• Articolo , 13 luglio 2010
  • La Scozia investe nel CCS. Nuovo sito di stoccaggio nel nord del paese

  • Grazie ai fondi ottenuti la centrale elettrica da 400 MW situata a Peterhead usufruirà di un sito di stoccaggio destinato a raccogliere la CO2 prodotta dai processi di combustione

(Rinnovabili.it) – Una centrale elettrica dell’Aberdeenshire diverrà uno dei primi progetti britannici di cattura e stoccaggio dell’anidride carbonica.

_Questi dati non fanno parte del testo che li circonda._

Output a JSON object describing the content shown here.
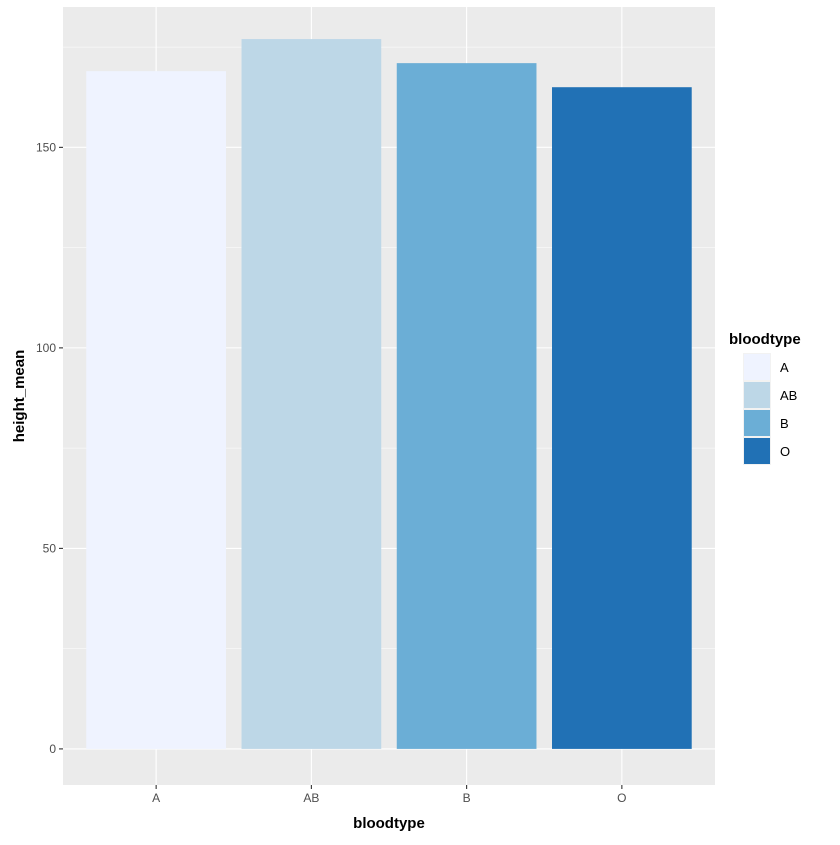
{
  "chart_data": {
    "type": "bar",
    "categories": [
      "A",
      "AB",
      "B",
      "O"
    ],
    "values": [
      169,
      177,
      171,
      165
    ],
    "xlabel": "bloodtype",
    "ylabel": "height_mean",
    "ylim": [
      -9,
      185
    ],
    "yticks": [
      0,
      50,
      100,
      150
    ],
    "y_minor_ticks": [
      25,
      75,
      125,
      175
    ],
    "grid": true,
    "legend": {
      "title": "bloodtype",
      "placement": "right",
      "entries": [
        "A",
        "AB",
        "B",
        "O"
      ]
    },
    "colors": {
      "A": "#EFF3FF",
      "AB": "#BDD7E7",
      "B": "#6BAED6",
      "O": "#2171B5"
    },
    "panel_background": "#EBEBEB",
    "grid_color": "#FFFFFF"
  }
}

Accadrà a Peterhead, in Scozia e la notizia è stata diffusa dalla _Scottish and Southern Energy_ (SSE) intenzionata a realizzare il primo progetto di riconversione britannico con l’obiettivo di dimostrare che la cattura del gas generato dalla combustione di un impianto di energia elettrica da 400MW è una soluzione ottimale per la riduzione degli inquinanti in atmosfera.
Il progetto rientra nella strategia nazionale di riduzione delle emissioni ed è stato finanziato da fondi esterni, ottenuti usufruendo della Energy Act 2010 a cui va il merito d’aver spianato la strada agli incentivi per 4 progetti dimostrativi sul territorio britannico incentrati sul CCS a scala commerciale.
“Se gli obiettivi a lungo termine per ridurre le emissioni devono essere raggiunti, la tecnologia CCS deve essere applicata il più ampiamente possibile. Questo significa centrali alimentate a CO2 così come accade per il carbone” ha sottolineato Ian Marchant, chief executive della SSE, ribadendo la necessità di impegnarsi per il raggiungimento dei target anti emissioni nazionali.
“Credo che Peterhead rappresenti il miglior sito nel Regno Unito per un progetto di CCS e mi auguro che il nostro accordo con il governo avrà successo”.
La vicinanza del sito al mare del Nord permette, inoltre, di pensare al pompaggio della CO2 prodotta dalla centrale in siti al di sotto dei fondali marini, lasciati vuoti a seguito dell’estrazione di greggio.